Since I referenced a strong throw earlier, I though it fitting to research the origin of the use of “hose” to indicate a strong arm.

I was unable to find a satisfying answer to this one and would welcome input.  The closest I can imagine is that, while in the throwing motion, the arm appears to bend like a hose.


This is another that’s somewhat difficult to pin down, but appears to originate from the nautical context that refers to a ship’s wheel

To wit: A pirate walks into a bar and the bartender says: “Hey, you’ve got a wheel attached to your belt.” The pirate answers: “Arrr, and it’s drivin’ me nuts!”

So this idiom, which may or may not have spread from baseball into popular nomenclature, basically means the spot at which you have the most power or control.

Duck snort

Again, the actual origin appears to be somewhat amorphous, but this description of a soft pop-up that just clears the infield for a hit appears to be another word for passing gas.

The assumption is that when a duck broke wind, its feathers would make said flatulence as soft as the hit. I only wish my son would take a cue from them, or that he'd at least adopt some form of early-warning system.

At some point, political correctness necessitated the change from “fart” to “snort,” perhaps in the wake of P.K. Wrigley’s Ladies Days.


Along with most folks, I have long labored under the falsehood that this term came from the fact that ballparks were designed with home plate to the west.  Thus, a lefty’s lobbing limb faced south.
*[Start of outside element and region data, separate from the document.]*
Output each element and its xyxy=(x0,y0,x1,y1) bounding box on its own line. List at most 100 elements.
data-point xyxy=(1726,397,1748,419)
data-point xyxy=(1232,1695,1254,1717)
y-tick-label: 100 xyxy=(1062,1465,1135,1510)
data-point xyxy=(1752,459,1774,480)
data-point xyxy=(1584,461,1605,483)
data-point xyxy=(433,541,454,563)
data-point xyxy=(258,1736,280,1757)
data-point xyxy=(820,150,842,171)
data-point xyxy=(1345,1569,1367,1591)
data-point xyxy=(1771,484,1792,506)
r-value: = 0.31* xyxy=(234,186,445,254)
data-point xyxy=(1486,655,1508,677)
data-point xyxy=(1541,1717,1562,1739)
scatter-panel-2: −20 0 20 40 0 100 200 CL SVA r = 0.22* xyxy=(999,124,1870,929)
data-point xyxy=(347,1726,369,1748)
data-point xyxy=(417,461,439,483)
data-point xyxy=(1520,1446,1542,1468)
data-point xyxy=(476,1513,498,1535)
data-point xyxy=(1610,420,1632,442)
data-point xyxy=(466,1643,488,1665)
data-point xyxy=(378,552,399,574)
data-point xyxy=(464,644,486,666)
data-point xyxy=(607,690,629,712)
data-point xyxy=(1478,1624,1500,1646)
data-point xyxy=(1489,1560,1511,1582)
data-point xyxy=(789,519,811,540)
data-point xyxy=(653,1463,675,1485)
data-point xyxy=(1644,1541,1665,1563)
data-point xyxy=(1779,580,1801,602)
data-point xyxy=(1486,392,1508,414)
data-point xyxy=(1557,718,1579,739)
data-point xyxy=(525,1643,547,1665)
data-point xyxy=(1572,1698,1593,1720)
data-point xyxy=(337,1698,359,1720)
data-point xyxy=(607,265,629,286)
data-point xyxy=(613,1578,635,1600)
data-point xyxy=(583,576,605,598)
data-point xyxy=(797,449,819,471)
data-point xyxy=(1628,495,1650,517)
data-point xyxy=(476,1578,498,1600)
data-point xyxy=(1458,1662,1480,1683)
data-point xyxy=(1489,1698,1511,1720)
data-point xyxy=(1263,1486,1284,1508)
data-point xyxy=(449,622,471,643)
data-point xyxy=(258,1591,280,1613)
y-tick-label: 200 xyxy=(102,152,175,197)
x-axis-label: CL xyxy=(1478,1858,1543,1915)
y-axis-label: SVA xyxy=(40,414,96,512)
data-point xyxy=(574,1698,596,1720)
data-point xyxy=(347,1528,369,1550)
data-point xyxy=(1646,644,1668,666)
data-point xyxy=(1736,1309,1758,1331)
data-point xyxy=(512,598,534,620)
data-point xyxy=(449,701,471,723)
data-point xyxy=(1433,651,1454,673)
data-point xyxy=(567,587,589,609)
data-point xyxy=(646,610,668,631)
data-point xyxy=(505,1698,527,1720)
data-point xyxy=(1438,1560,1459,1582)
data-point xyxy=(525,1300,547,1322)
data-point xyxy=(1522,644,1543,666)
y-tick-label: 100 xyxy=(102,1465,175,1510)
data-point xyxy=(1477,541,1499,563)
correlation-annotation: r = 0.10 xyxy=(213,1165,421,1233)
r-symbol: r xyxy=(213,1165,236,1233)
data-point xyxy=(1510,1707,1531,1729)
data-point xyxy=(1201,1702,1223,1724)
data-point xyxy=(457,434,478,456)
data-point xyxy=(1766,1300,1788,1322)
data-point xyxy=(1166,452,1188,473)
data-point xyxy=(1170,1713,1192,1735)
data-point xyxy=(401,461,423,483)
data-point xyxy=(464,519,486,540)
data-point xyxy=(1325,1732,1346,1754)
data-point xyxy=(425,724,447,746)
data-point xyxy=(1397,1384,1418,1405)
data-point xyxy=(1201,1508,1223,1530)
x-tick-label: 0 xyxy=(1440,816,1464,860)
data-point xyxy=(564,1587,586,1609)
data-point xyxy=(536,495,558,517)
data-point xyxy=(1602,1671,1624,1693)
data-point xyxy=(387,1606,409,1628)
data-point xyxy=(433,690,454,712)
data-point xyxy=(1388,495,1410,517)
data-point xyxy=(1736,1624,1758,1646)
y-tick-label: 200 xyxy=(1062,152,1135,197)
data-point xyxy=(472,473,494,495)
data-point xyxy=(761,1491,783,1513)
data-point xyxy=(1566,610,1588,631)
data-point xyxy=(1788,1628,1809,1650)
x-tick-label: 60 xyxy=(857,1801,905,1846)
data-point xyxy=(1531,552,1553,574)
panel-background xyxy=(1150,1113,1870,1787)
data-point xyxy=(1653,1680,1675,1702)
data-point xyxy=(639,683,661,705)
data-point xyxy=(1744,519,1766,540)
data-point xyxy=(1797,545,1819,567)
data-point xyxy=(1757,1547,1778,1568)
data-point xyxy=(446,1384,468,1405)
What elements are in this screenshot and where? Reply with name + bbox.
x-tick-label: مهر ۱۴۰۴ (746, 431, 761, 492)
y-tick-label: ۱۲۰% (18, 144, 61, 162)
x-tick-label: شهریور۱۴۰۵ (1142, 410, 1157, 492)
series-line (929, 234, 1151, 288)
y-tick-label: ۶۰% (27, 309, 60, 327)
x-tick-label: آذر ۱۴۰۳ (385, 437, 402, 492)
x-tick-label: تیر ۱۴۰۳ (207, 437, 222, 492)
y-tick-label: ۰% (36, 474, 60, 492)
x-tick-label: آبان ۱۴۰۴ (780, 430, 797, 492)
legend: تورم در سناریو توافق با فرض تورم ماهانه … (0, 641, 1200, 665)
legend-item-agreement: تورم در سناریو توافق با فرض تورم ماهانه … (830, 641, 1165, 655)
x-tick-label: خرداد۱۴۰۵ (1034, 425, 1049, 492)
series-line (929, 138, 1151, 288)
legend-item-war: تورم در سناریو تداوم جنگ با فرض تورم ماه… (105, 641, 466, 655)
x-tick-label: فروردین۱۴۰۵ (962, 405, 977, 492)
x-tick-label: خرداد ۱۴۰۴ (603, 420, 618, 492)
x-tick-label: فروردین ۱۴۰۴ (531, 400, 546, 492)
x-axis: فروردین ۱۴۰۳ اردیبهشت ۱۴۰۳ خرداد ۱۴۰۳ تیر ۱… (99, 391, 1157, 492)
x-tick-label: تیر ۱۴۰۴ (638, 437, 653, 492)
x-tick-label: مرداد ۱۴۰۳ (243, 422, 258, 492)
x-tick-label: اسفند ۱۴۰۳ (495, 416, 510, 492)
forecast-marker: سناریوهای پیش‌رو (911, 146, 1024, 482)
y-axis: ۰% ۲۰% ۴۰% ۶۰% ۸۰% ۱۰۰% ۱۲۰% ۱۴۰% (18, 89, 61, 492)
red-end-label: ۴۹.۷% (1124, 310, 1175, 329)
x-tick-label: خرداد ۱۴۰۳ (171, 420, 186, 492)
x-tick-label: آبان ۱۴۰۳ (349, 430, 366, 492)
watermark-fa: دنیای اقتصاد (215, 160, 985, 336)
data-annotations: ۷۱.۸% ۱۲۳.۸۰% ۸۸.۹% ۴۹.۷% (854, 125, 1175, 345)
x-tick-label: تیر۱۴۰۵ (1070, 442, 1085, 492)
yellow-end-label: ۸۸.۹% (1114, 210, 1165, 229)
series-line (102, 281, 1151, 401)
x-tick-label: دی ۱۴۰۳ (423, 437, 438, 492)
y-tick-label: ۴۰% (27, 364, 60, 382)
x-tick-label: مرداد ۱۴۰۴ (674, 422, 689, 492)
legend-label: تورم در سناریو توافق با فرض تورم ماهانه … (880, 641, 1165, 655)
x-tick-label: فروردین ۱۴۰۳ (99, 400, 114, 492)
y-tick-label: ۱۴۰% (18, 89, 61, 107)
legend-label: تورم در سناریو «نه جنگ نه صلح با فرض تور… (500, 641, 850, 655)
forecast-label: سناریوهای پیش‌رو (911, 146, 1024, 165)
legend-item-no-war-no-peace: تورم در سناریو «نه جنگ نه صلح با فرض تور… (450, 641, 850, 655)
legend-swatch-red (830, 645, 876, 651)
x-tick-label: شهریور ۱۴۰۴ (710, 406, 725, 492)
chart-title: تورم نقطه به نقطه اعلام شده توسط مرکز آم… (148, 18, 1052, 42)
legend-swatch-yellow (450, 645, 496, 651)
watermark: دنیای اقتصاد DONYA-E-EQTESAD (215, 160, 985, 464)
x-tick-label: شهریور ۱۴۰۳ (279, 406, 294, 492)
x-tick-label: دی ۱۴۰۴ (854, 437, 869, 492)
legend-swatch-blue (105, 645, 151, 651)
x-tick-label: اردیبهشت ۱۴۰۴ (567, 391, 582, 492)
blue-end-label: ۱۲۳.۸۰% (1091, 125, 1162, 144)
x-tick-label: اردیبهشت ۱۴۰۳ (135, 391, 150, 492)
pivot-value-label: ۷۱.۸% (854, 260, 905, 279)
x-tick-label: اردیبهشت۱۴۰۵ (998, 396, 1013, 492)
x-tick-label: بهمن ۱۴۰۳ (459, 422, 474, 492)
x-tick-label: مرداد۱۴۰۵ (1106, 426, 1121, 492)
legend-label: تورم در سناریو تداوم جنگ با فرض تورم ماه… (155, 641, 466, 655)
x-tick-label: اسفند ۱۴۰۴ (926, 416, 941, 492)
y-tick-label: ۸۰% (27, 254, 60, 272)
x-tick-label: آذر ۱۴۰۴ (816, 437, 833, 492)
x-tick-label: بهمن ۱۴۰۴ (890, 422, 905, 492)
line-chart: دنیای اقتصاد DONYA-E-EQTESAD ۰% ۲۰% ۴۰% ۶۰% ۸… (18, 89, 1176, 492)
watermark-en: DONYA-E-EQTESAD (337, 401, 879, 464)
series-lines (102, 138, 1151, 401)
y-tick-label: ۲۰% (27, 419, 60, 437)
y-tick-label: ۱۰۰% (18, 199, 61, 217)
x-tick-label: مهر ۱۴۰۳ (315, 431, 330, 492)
In his World Wide Words site, Michael Quinion debunks this theory:

Nobody conversant with the history of the game now believes this. It seems likely, Dickson comments, that the story was the invention of either the political humorist Finley Peter Dunne of the Chicago Newsor Charles Seymour of the Chicago Herald. Dunne’s biographer says that Dunne invented it about 1887 because the Chicago ball park happened to be laid out that way; H L Mencken noted in The American Language that Richard J Finnigan, publisher of the Chicago Times, attributed the term to Seymour.

Though he goes on to reference several possible origin stories, Quinion can provide no plausible birthplace for the term.

Punch and Judy hitter

While this phrase has largely gone the way of the stolen base under Dale Sveum’s management, it’s still an interesting research topic.  Even as a kid, I was able to infer its meaning by the derogatory way in which it was ascribed to certain players.

Punch and Judy is actually a traditional puppet show that dates back to the 16th century and typically features the violent Mr. Punch interacting with one other character at a time.  As his name indicates, Punch is not above physical violence, regardless of the intended target.

And while we often associate swings by the likes of Gary Sheffield and Javier Baez with violence, one doesn’t closely link puppets with power.  Tony Gwynn made quite a career out of being a “Judy,” but it’s a term typically used to deride a player’s ability.

The term’s first known use is attributed to Walter Alston, then the manager of the Los Angeles Dodgers, who used in in describing Willie McCovey.  Of course, in that instance, he was saying that McCovey was NOT and Punch and Judy hitter.


This is a relatively new entry into baseball's nomenclature, and one that many might not be familiar with.  Along with “gritty,” “gutty,” and “sneaky athletic,” (all of which seem to be tried-and-true euphemisms for the types of players who try really, really hard and for whom Cubs fans have great affinity), Ryan Theriot was often associated with TOOTBLAN.

Coined in 2008 by Tony Jewell in his blog, Wrigleyville23, TOOTBLAN means Thrown Out On The Basepaths Like A Nincompoop.  What many fans saw as The Riot’s hustle and guile, Jewell correctly attributed to poor baserunning.  Sadly, the phenomenon didn't stop when the diminutive middle infielder left town.  No, despite tutelage from Bobby D and others, the Cubs' navigation of 360 feet of basepaths is still vexing at times.

Well, that's it for the opening round; I hope you were able to learn a little something today, or at least confirm some of the vast knowledge you already possess.  There are infinitely more possibilities to explore, so be on the lookout for the next edition of ODO.

*I sincerely hope Chuck Norris isn't reading this.  If so, I'll kindly ask Tom to post my remaining drafts posthumously, like Suge Knight did for Tupac.